На следующий же день, на вечерней трапезе, Пиренгул, на время поиска внука перебравшийся в Кальварион, в свой дом-резиденцию неподалеку от княжеского дворца, в компании Максада и Отига рассказал историю, услышанную от дочери. Это собрание сверстников сложилось само собой. Мамлюка, которого Гелиния назначила своим наместником (разумеется, по совету отца и с одобрения Руса, которому она теперь буквально в рот смотрела), Пиренгул на ужин никогда не приглашал. Молод еще. Кстати, Рахмангула князь временно перекинул на свое место, в Альвадис, а Танагулу достался малолюдный Тир. Отец очень надеялся, что младший сын не успеет там сильно напортачить. Но на всякий случай взял с него клятву первым на асманитов не нападать и эндогорцев не тревожить.
– Что ж, – задумчиво согласился Отиг. – Вполне, вполне возможно. Если судить по тому, что натворила его Воля у нас, то совокупная Воля всех живущих на их Земле может попрать божественные законы, которых, по его словам, в их мире попросту не существует. Миллиарды людей! С трудом верится.

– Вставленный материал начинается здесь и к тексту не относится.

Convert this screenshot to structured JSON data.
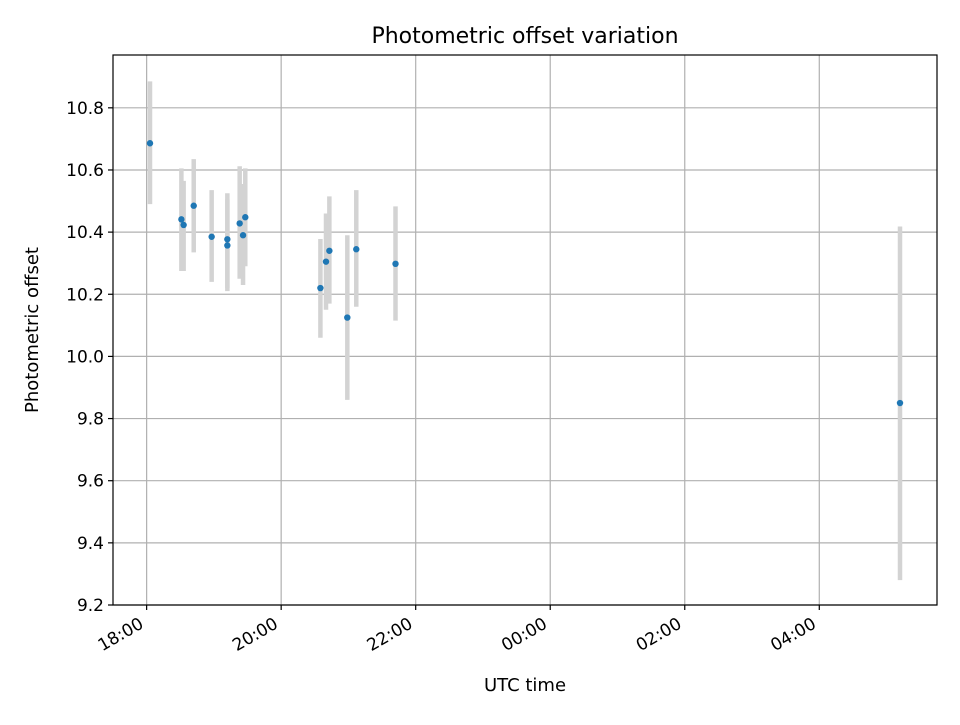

– Уважаемый Отиг, – засомневался Максад. – Ты, конечно, магистр и разбираешься в Божественных Силах лучше меня и лучше мастера Пылающего, моего старого друга, с которым мы часто беседовали о Силах. Мне, по молодости лет, все эти ваши магические штуки были крайне интересны. Нет ничего, и вдруг что-то появляется. А Знаки? А амулеты, без которых я и жизнь себе не представляю? Все по Воле Богов – объяснял мне мой друг. – Услышав эти слова, Пиренгул, вспоминая, засомневался в том, что говорил именно так, но поправлять не стал. Максад продолжил:
– А тут вдруг совсем без Сил. И гляди-ка: люди летают, пользуются повозками, которые едут сами. Башни строят, как наши кальварионские «черныши». Мне в это совсем не верится. Зная Руса, зная его склонность пускать пыль в глаза, – да он просто танцевал, как единорог перед кобылой. Шейкой потрется, хвост распустит, глазки хитро скосит, прогудит что-то хвастливое…
– Хек! – крякнул Пиренгул, перебивая излияния друга. – Это у него присутствует, Максад, доля истины в твоих словах есть, только мне без разницы, правду он Гелингин показывал или хвостом пушил! И с тобой, уважаемый Отиг, я не могу согласиться! – Пылающий по привычке немного воспалился (в переносном смысле, разумеется). – Что значит «совокупная Воля»? Привыкли вы, магистры и бакалавры, о высоких материях рассуждать, философствовать, а мы, мастера-практики, о том не задумываемся. Боги устроили мир, оставили свои законы и ушли. По какой причине – не имеет значения. Извини, Отиг, в данный момент не до пространных размышлений, – остановил он попытавшегося было что-то вставить магистра. – Боги ушли, а с ними ушла Сила. Вот людям и приходится изворачиваться. И да, на жестких неизменных законах мироздания можно придумать разные ухищрения для замены структур из Силы. И они будут действовать всегда, безотказно. Как баллисты, например. У нас с Русом целый спор о них вышел во время отражения Нашествия.